According to reviews, Bob played this with acoustic guitar, standing centre stage. That must have been a sight for sore eyes indeed, but you can't really hear any acoustic on the recording below. I must say, though, the band is quite tight on this one: as with Billy, this is no half-hearted stab. Unfortunately there are a few lyrical flubs. Still, after the stagnant setlists of recent years, these surprises are very welcome, and let's hope they continue.

While on the subject of Desire songs, I would like to say something about Bob's claim in the second part of his interview with Bill Flanagan on bobdylan.com (see page 9) that Jacques Levy wrote all the words to Joey. In short, "I don't believe you, Bob, you're a liar!"

I'm going to hold over my thoughts on this subject until the next blog entry, because I ended up writing much more than I'd intended. For now, here is an mp3 of last night's performance of One More Cup of Coffee, from the taper romeo's excellent recording of the show.

One More Cup of Coffee (Valley Below) - Stockholm, Sweden 23-03-09

Once again, if you download, I'd appreciate it if you clicked on one of the Google ads, if you have time.

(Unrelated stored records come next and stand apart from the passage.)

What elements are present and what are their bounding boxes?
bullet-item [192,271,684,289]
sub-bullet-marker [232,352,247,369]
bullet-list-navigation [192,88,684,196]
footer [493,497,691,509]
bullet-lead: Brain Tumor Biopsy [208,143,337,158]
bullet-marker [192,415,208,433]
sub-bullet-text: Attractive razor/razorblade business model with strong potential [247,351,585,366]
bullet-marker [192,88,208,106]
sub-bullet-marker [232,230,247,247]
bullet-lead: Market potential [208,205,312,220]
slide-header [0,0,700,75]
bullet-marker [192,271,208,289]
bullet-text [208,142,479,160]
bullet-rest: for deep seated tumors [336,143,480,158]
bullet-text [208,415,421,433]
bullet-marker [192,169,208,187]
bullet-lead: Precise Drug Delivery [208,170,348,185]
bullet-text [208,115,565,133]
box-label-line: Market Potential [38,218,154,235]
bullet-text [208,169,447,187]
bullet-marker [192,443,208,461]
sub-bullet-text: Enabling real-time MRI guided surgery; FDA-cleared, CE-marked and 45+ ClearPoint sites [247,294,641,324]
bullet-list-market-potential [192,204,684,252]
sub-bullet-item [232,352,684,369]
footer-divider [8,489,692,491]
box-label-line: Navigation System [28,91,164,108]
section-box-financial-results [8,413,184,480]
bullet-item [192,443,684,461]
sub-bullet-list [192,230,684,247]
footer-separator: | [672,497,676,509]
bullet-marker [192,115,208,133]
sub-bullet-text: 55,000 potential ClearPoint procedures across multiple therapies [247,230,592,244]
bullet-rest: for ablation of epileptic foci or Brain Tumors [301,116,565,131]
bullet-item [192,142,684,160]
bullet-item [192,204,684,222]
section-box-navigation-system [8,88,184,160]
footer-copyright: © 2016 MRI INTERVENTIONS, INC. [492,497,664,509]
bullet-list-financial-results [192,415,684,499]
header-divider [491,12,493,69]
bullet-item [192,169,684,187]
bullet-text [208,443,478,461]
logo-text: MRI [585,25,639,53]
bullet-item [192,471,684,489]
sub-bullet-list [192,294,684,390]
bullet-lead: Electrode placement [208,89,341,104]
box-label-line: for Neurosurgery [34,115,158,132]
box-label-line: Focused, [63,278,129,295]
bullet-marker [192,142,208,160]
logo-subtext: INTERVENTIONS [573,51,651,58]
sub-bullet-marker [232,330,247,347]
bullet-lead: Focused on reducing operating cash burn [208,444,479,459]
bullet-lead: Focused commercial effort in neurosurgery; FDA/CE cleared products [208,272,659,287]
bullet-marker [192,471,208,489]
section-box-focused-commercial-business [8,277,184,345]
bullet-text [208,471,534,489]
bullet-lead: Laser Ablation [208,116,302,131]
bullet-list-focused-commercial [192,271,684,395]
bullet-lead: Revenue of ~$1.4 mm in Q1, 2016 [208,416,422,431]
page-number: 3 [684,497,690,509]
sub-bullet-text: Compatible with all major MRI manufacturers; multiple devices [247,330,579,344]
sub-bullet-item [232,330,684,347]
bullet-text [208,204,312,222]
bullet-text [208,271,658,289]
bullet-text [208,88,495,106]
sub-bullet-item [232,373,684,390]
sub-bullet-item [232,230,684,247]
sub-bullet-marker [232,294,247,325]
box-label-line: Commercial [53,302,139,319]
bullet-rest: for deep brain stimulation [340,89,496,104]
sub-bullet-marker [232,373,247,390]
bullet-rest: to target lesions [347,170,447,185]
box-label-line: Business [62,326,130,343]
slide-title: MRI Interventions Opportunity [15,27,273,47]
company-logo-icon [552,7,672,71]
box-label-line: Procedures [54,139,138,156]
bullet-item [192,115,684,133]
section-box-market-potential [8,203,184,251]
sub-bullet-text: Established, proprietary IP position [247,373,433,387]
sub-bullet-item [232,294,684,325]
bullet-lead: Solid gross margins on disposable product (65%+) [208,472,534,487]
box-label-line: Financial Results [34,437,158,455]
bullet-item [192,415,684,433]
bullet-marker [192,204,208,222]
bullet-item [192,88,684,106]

P.S. Oh the image above? It's the patron saint of the Camargue gypsies in the South of France, whose annual festival is celebrated on May 24th, which happens to also be Bob Dylan's birthday. According to legend, she was the (black) maidservant of one of the three Marys (Lazarus's sister Mary Magdalene; Mary Salome, mother of James; and Mary Jacobe, sister of St. Joseph) who fled Christian persecution in the Holy Land and landed on the South of France near the place now known as Saintes-Maries de la Mer. Dylan claims to have written this song after visiting the King of the Carmargue gypsies during the festival in the saint's honour. Her name? St. Sara.

Monday, 23 March 2009

Bob opens European tour with live debut!


I apologise for the lack of new posts lately; I fell seriously ill in January and have only recently left hospital.

It's nice to see that in my absence there has been quite a lot of activity on the His-Bobness front. Not content with preparing to release a new album, Bob has kicked off a new tour by including that rarity nowadays, a live debut of an old song... And what a left-field choice it is too -- Billy, from the 1973 soundtrack to Sam Peckinpah's Pat Garrett and Billy the Kid (to be precise, Billy 4).

Unlike a lot of Bob's one-off (and who's to say this is a one-off?) choices, which often amount to no more than gestures, Bob really puts some effort into this. When I heard that he'd performed the song, I thought we'd just get a couple of desultory verses with a few half-remembered lines, but no! We get the whole damn song, every single verse, quite engagingly performed, and with a bit of harp too!

Typical of the old man with a new album in the can -- to treat us instead to a blast from the past! If past form is anything to go by, we will have to wait until the next tour to here live performances from the new album.